1 Salomo liet een bronzen altaar maken van twintig el lang, twintig el breed en tien el hoog. 2 Hij liet ook de Zee maken, een bekken van gegoten brons, vijf el hoog, met een middellijn van tien el en een omtrek van dertig el. 3 Aan de onderkant was het omkranst met een band van tien el lang, die bestond uit twee rijen runderen, en die met het bekken was meegegoten. 4 Het bekken rustte op twaalf runderen: drie met hun kop naar het noorden, drie met hun kop naar het westen, drie met hun kop naar het zuiden en drie met hun kop naar het oosten; hun achterlijven waren naar het midden gekeerd. Daarop rustte het bekken. 5 De wand was wel een handbreedte dik. De rand was gevormd als bij een beker, als een lotuskelk. Het bekken had een inhoud van drieduizend bat. 6 Hij liet ook tien andere bekkens maken, waarvan er vijf aan de zuidkant en vijf aan de noordkant van de tempel werden geplaatst. Dit waren spoelbekkens. Ze waren bedoeld om er alles wat nodig was voor de brandoffers in af te spoelen; de priesters wasten zich met het water uit de Zee.

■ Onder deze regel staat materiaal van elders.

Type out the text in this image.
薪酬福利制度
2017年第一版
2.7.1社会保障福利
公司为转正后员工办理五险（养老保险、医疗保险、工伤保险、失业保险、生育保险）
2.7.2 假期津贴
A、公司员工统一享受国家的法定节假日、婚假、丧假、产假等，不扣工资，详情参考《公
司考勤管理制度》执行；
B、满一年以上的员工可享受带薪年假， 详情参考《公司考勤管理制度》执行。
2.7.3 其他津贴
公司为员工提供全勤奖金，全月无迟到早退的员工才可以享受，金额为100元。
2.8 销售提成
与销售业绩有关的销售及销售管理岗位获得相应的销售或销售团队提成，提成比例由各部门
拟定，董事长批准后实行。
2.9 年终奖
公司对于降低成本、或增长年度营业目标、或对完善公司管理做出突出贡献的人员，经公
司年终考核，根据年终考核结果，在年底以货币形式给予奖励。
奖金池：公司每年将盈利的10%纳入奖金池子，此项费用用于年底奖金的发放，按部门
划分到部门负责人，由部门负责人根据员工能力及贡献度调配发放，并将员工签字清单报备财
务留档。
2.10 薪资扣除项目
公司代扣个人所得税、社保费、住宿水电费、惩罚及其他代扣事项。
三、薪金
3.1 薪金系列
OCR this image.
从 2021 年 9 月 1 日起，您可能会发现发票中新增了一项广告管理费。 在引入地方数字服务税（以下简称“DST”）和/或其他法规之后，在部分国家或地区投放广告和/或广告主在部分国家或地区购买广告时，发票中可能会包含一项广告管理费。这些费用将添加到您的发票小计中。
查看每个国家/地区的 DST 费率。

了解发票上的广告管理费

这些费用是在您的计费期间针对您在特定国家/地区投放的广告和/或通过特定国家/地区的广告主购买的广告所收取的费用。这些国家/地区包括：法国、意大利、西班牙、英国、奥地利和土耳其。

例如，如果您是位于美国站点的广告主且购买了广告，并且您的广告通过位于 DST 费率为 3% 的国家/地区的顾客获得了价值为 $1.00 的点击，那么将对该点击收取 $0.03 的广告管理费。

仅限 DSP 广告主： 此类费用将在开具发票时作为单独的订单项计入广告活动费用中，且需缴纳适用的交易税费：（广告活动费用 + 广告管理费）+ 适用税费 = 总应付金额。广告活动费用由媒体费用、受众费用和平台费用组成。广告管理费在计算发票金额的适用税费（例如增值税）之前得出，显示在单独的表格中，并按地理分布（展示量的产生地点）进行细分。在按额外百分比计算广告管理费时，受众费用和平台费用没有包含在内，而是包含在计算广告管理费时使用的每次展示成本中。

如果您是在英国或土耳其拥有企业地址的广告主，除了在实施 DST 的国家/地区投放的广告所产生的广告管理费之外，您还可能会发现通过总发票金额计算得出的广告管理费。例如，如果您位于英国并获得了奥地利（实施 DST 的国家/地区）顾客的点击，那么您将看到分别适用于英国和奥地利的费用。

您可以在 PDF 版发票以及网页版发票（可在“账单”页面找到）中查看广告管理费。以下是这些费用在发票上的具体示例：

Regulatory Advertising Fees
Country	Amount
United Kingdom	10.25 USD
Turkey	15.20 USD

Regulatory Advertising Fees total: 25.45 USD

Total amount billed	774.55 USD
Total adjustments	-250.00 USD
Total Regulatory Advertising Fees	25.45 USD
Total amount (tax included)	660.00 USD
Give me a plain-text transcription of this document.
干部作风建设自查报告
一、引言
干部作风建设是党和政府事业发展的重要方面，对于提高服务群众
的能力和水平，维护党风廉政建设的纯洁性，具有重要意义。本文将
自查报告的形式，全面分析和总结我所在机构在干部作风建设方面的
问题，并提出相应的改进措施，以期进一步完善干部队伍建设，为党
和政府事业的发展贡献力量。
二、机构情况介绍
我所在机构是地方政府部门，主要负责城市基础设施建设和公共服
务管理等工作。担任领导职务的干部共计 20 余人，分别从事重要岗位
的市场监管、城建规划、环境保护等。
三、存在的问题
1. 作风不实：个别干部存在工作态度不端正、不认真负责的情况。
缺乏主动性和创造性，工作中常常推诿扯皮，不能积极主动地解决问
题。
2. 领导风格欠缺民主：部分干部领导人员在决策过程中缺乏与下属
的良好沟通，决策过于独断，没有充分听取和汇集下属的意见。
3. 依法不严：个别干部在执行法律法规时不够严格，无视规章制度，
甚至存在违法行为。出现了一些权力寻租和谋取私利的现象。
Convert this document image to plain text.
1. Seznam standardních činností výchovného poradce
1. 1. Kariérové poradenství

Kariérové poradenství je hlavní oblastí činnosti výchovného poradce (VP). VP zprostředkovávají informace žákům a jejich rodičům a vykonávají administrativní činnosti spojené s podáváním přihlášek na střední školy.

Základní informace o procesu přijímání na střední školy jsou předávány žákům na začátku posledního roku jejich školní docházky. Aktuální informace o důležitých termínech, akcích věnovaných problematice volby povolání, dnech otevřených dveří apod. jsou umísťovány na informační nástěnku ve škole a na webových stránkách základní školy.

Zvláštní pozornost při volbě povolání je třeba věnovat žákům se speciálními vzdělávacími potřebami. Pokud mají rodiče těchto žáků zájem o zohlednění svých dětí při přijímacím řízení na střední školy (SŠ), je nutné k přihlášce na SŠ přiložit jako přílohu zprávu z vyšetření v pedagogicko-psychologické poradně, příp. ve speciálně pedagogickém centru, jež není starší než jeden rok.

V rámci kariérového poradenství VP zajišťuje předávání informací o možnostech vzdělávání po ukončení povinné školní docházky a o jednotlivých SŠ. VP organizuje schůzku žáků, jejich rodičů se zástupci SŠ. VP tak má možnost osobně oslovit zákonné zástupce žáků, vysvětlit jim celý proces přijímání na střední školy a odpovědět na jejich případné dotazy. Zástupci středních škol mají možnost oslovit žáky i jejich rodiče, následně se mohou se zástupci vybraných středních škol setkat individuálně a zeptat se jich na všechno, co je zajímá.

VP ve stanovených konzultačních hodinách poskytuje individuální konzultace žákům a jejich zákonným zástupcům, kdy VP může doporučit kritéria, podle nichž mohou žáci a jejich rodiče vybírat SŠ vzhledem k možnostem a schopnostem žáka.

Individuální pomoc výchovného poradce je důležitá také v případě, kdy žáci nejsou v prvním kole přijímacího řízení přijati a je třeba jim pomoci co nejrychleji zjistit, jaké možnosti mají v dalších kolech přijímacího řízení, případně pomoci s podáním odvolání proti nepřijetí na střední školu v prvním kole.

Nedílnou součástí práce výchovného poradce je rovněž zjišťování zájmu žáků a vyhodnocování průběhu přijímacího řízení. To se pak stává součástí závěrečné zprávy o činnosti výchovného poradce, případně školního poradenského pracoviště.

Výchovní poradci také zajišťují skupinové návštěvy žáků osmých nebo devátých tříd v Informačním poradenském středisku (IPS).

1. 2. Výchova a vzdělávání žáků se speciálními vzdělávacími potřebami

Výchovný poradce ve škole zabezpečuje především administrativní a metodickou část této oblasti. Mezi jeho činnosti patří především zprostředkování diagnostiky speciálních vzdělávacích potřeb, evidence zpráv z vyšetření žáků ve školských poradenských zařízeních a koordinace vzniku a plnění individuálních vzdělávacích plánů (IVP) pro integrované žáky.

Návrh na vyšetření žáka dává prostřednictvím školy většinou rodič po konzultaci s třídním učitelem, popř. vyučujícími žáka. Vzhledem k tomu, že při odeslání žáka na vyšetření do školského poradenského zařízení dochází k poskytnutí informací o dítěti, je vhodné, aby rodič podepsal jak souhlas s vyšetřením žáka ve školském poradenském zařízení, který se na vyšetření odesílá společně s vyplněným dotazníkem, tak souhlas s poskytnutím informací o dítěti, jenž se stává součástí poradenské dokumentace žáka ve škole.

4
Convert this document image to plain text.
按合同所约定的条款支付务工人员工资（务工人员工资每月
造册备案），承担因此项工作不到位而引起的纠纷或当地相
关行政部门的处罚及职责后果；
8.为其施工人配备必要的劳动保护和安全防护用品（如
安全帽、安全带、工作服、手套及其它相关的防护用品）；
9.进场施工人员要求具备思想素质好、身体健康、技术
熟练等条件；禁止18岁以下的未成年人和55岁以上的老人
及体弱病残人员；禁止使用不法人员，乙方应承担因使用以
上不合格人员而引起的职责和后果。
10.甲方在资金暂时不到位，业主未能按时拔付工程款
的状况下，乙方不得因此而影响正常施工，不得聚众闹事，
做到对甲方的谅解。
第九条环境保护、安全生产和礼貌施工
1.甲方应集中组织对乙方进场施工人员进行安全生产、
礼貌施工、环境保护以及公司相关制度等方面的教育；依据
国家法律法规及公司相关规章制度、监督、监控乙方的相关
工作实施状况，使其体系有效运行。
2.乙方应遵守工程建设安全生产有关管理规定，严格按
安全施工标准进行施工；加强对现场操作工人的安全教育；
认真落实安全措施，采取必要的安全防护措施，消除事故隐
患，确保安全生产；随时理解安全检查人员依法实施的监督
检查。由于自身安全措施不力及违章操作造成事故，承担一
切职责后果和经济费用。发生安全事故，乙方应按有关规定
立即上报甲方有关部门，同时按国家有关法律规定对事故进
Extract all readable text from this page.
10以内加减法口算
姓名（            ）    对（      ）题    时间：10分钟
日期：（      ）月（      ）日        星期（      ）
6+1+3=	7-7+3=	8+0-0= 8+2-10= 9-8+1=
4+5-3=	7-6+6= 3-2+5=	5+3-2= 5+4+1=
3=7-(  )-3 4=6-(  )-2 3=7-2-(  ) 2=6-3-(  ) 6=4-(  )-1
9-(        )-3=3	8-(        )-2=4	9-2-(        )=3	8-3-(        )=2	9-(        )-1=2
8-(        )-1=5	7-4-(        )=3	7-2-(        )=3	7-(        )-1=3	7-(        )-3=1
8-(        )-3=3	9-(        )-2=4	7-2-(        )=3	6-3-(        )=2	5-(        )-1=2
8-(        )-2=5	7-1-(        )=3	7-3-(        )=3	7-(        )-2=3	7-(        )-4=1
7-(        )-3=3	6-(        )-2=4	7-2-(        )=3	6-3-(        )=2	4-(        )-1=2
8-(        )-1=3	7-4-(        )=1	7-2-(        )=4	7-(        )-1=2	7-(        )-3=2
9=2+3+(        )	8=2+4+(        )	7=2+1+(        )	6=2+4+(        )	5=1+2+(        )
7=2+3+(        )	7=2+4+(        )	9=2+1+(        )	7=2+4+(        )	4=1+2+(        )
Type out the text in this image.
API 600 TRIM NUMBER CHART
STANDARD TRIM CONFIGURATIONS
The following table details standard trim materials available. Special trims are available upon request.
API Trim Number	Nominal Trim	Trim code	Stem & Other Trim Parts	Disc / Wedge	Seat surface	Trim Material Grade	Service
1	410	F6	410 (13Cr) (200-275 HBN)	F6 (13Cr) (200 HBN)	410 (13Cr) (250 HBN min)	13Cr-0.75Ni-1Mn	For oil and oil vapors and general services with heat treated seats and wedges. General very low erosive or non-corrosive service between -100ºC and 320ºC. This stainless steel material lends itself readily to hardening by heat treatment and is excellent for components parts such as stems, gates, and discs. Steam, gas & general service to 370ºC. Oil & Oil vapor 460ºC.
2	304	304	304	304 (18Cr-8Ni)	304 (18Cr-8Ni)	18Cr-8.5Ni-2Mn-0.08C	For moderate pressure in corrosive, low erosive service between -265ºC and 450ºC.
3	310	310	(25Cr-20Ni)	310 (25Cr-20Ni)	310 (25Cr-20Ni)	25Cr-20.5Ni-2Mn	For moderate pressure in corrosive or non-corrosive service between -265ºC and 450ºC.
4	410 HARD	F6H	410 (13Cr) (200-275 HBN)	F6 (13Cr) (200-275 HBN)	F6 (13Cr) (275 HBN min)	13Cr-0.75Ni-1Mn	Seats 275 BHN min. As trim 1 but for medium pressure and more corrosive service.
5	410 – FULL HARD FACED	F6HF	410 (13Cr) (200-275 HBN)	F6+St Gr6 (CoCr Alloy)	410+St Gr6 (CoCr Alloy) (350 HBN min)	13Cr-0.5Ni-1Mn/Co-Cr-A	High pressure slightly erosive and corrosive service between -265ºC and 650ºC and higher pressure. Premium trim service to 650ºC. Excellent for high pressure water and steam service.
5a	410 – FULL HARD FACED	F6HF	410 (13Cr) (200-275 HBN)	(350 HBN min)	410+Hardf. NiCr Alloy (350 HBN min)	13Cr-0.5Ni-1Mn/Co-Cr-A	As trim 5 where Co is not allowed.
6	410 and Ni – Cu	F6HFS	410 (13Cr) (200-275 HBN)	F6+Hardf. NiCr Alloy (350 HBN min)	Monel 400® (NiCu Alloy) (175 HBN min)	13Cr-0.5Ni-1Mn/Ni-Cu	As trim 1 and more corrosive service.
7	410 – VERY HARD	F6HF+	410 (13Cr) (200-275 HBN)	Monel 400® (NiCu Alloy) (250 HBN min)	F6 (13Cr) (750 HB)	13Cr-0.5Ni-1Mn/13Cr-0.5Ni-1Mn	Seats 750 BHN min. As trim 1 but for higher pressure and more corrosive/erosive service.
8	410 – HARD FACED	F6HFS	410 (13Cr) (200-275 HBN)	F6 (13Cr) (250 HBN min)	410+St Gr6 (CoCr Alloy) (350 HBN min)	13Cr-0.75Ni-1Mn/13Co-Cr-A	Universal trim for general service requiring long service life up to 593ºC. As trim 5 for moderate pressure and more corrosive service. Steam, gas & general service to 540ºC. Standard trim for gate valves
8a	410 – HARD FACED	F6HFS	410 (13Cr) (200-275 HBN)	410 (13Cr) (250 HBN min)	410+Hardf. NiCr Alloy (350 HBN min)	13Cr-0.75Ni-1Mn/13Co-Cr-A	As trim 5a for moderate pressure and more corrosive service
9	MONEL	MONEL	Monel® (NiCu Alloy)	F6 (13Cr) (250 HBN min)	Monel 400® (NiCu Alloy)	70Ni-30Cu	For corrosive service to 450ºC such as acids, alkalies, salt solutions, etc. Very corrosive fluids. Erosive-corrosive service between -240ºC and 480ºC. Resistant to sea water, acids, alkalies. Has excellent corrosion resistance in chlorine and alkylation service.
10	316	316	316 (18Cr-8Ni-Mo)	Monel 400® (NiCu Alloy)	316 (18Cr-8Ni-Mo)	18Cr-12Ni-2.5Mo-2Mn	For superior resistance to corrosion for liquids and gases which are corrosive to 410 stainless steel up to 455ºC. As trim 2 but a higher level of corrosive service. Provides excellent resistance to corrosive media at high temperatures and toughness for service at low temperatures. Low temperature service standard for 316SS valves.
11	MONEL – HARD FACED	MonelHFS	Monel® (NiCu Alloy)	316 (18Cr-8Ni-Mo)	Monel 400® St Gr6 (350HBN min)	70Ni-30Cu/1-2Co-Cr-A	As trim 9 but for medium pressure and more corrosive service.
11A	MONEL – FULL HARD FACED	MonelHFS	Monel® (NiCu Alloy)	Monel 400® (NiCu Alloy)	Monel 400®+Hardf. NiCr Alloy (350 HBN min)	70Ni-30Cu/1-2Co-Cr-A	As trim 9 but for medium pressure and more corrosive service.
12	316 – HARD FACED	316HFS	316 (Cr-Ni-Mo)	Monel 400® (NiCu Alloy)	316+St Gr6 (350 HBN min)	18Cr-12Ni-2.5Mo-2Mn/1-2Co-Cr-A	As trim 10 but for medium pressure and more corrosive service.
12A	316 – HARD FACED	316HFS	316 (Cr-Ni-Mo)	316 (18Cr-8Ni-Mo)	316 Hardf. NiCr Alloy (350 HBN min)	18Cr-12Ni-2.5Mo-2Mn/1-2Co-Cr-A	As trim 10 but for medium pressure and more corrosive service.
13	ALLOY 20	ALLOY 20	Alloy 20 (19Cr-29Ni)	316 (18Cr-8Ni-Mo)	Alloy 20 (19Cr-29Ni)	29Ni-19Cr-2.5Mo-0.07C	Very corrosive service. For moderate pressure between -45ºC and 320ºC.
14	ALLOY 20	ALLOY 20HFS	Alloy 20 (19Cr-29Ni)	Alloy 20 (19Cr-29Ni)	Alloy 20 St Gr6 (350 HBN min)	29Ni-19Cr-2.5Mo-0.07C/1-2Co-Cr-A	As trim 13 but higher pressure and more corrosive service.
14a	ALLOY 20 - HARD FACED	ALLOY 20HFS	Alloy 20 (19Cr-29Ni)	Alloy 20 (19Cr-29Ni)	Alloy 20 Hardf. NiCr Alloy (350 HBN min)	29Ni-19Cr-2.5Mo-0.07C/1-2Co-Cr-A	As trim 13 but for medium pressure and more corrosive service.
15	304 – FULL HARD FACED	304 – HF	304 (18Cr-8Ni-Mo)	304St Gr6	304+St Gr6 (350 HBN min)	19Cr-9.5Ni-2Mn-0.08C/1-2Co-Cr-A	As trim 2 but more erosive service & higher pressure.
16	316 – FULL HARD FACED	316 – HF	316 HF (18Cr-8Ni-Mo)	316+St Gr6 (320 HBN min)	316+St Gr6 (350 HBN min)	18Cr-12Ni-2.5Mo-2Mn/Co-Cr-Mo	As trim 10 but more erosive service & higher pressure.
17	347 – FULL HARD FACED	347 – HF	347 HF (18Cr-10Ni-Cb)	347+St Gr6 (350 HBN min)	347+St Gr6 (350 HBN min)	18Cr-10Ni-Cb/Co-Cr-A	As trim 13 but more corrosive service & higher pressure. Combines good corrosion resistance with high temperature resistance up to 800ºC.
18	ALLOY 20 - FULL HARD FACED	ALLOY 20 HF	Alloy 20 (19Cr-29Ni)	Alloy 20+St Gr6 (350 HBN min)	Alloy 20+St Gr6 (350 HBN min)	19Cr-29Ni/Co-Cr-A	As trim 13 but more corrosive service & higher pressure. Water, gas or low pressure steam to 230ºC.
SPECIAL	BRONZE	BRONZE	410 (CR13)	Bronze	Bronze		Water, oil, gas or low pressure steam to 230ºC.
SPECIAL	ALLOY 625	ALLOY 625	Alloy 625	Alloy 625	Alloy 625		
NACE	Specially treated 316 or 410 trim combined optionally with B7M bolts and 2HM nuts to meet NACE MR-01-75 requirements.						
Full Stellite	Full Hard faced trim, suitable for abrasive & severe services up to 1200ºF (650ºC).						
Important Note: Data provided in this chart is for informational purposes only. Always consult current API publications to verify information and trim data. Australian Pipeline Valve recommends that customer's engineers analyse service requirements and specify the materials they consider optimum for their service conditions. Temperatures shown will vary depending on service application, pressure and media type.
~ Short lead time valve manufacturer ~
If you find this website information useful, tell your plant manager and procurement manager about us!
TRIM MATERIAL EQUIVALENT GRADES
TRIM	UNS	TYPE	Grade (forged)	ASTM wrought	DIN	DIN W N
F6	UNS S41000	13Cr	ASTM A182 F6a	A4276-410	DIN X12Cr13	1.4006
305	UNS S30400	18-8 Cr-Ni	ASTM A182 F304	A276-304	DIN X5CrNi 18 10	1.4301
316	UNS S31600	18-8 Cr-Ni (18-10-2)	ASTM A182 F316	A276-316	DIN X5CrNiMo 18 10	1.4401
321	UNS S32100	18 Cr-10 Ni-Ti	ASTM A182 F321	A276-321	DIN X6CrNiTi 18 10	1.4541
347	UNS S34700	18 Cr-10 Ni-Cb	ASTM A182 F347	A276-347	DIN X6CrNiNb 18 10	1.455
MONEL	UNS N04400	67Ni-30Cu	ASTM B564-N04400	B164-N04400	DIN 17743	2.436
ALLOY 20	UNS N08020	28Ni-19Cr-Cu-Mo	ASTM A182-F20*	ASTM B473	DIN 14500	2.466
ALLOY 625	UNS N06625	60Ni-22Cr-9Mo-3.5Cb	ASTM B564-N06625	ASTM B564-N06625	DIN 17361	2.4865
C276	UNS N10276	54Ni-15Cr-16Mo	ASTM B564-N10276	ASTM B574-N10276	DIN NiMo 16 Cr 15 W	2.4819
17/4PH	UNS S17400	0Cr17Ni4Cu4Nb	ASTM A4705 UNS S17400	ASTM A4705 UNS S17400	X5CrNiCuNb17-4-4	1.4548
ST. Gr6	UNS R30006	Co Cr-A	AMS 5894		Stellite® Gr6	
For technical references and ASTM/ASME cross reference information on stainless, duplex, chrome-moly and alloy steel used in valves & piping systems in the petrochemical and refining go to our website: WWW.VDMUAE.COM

7 Voor de grote zaal liet hij tien gouden kandelaars maken, geheel volgens voorschrift, waarvan er vijf aan de linkerkant en vijf aan de rechterkant werden geplaatst. 8 Er werden ook tien tafels neergezet, vijf links en vijf rechts. Verder liet hij honderd gouden offerschalen maken.
9 Hij liet een binnenplaats voor de priesters aanleggen en een grote voorhof met toegangspoorten. De deuren daarvan liet hij met brons bekleden. 10 De Zee kreeg een plaats schuin voor de tempel, aan de zuidoostkant.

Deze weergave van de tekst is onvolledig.